What if, before you begin the data collection for an experiment, you randomly divide your subject pool into two (or more) groups. Before implementing the experimental manipulation you notice the groups are clearly different on one or more variables of potential import. For example, the two (or more) groups have different proportions of subjects by gender or age or educational level, or job experience, etc. What is a reasonable course of action in such a situation? What are the dangers of discarding the original random division of the subject pool and dividing the pool again? For example, are the inferential statistics that you might calculate based on the second set of groups in any way inappropriate due to the discarded first set of groups? For example, if we subscribe to discarding the first division of the subject pool into groups, are we changing the sampling distribution that our statistical test is based on? If so, are we making it easier or harder to find statistical significance? Are the possible dangers involved in repeating the division of subjects greater than the obvious danger of confounding due to group differences in educational level, say?
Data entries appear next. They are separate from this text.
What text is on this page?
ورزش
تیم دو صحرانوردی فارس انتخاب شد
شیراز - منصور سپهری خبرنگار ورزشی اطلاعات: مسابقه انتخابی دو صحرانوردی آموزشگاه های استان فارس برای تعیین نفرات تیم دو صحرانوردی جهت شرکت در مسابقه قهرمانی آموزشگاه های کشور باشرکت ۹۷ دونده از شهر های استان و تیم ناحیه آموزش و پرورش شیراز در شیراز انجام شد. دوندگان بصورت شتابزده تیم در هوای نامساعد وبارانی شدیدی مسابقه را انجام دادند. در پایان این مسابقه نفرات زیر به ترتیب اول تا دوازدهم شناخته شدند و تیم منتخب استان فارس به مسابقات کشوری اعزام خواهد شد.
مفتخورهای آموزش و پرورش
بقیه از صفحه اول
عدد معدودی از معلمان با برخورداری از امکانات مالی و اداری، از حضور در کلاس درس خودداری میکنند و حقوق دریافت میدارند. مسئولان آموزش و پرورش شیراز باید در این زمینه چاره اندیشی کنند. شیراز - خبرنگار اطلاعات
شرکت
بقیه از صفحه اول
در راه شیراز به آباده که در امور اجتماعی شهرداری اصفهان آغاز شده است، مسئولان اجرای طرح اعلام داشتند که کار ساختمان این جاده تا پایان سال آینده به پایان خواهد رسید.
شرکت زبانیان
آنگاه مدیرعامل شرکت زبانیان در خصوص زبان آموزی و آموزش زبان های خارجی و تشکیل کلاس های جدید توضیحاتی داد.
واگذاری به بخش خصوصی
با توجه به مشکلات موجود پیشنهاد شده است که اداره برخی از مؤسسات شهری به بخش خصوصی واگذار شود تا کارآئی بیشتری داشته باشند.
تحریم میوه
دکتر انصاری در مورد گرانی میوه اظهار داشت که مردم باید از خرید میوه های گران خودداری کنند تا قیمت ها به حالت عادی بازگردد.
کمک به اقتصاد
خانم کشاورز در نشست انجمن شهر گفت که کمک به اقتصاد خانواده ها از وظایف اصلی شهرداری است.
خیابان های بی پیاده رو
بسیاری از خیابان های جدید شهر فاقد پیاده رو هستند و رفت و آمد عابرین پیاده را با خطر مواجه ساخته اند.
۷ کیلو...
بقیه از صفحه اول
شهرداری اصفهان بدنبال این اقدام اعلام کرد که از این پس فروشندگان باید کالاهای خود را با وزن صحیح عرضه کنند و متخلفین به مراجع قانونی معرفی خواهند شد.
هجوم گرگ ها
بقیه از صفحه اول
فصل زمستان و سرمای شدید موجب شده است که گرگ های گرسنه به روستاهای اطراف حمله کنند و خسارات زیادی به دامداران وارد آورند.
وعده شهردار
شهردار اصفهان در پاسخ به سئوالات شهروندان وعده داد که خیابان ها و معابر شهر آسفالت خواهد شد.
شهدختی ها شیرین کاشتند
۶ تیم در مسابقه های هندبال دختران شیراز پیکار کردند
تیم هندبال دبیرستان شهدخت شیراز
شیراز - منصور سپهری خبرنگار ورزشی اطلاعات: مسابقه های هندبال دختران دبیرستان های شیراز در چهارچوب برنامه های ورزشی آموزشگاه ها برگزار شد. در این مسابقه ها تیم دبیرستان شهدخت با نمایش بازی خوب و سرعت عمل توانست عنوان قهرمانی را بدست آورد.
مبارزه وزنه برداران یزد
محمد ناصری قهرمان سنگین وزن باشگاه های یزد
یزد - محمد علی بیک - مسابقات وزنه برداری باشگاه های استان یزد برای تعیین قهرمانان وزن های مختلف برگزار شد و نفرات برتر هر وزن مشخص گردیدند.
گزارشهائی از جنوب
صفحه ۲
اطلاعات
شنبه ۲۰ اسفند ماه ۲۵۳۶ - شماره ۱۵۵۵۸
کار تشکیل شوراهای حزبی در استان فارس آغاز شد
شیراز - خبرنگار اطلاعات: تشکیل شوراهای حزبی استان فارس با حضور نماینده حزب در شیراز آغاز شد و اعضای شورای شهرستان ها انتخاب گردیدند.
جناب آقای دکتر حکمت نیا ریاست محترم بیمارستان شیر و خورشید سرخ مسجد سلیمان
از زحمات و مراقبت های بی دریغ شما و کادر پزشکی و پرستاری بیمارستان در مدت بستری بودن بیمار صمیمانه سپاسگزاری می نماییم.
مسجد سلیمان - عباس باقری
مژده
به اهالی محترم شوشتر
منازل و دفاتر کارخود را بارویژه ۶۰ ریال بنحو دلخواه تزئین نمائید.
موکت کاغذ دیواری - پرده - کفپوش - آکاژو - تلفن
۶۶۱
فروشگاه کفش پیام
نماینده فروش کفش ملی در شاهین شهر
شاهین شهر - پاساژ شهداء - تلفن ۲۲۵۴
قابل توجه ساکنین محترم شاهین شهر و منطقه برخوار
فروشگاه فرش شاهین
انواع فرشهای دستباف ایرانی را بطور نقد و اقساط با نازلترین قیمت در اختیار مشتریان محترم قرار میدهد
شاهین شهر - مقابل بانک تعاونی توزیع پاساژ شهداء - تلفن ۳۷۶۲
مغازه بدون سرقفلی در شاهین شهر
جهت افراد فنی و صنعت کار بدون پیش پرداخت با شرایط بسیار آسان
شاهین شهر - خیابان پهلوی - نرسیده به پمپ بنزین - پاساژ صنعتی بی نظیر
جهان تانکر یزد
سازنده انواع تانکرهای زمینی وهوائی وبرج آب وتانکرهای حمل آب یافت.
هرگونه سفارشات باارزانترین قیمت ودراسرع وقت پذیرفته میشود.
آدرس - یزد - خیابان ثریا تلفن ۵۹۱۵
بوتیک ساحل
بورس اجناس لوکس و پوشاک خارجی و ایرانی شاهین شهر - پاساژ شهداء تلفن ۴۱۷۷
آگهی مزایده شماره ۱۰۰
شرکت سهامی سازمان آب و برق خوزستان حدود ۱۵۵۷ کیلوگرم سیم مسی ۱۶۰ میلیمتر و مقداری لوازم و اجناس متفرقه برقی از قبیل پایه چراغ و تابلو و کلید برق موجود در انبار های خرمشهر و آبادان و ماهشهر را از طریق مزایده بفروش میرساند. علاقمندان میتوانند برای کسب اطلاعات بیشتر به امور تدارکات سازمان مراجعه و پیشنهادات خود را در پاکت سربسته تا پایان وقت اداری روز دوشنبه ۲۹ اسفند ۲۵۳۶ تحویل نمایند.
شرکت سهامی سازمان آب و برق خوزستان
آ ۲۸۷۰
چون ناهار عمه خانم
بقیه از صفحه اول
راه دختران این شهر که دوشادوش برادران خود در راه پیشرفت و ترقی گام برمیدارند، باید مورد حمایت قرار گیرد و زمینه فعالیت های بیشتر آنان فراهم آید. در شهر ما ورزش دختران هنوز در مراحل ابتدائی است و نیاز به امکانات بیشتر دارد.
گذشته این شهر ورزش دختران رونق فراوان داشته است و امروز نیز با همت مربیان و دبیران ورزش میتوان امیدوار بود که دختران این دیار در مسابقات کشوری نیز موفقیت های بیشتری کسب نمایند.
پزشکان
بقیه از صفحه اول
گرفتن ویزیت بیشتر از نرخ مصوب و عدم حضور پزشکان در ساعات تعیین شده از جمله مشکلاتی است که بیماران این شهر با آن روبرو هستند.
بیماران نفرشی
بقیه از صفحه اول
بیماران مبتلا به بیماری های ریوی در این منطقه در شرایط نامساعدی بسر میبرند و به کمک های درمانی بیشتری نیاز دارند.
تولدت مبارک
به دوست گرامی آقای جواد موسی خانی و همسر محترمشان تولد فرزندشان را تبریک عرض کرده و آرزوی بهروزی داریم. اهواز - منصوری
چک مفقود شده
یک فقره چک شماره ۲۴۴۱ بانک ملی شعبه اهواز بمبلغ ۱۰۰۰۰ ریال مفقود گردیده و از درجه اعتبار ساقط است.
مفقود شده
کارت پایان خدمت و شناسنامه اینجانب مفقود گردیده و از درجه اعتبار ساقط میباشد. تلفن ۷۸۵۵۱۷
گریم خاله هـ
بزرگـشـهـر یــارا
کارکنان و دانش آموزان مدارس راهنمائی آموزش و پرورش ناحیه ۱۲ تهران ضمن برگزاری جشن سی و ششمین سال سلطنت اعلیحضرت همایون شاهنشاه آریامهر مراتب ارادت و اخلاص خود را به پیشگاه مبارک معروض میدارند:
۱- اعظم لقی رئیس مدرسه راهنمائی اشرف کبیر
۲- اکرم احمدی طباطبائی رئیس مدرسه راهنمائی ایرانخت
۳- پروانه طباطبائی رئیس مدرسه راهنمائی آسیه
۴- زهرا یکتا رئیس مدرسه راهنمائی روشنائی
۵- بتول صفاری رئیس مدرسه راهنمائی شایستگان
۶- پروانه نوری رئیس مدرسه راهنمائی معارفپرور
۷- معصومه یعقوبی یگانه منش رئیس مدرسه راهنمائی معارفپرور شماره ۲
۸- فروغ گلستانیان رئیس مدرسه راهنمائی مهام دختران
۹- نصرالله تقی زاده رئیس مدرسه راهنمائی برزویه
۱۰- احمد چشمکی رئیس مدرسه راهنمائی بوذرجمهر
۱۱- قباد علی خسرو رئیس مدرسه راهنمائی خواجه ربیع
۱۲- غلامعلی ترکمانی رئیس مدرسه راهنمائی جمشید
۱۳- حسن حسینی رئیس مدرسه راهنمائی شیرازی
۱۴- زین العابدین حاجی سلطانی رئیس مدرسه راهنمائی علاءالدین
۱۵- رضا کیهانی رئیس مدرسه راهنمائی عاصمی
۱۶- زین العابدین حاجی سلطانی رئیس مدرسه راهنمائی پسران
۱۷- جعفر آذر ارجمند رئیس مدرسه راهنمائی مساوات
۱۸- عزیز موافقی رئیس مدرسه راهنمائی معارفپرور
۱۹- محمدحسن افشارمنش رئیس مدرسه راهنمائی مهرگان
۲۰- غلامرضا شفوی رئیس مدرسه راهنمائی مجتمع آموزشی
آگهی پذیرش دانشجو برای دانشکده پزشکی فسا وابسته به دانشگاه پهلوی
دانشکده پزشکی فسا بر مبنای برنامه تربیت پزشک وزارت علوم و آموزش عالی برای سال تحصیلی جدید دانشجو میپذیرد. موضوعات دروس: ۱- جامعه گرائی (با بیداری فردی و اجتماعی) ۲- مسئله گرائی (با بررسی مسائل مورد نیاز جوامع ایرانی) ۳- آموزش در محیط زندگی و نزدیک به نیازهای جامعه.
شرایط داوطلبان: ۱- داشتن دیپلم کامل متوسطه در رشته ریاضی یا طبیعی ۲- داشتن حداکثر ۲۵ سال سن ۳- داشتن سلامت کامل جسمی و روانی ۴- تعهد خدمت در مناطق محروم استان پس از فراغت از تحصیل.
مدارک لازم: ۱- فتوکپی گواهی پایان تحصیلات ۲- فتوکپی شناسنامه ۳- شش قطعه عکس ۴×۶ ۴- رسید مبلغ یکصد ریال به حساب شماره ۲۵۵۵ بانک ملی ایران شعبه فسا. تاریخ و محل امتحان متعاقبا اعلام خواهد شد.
To make this question more concrete, assume for the sake of this discussion that the topic of the research is teaching method (and we have two teaching methods) and the difference noted between the two groups of subjects is level of formal education, with one group containing proportionally more people with highest educational attainment of high school level or less and the other group containing more people with some college or a college degree. Assume that we are training military recruits in a job that does not exist in the civilian world, so everyone entering that specialty has to learn the job from scratch. Assume, further, that the between group imbalance in previous educational attainment is statistically significant.
Parenthetically note that this question is similar to What if your random sample is clearly not representative?. In a comment there, @stask perceptively noticed that I am a researcher not a surveyor and commented that I might have gotten more relevant answers had I tagged my question differently, including "experiment design" rather than "sampling." (It seems the sampling tag attracts people working with surveys rather than experiments). So the above is basically the same question, in an experimental context.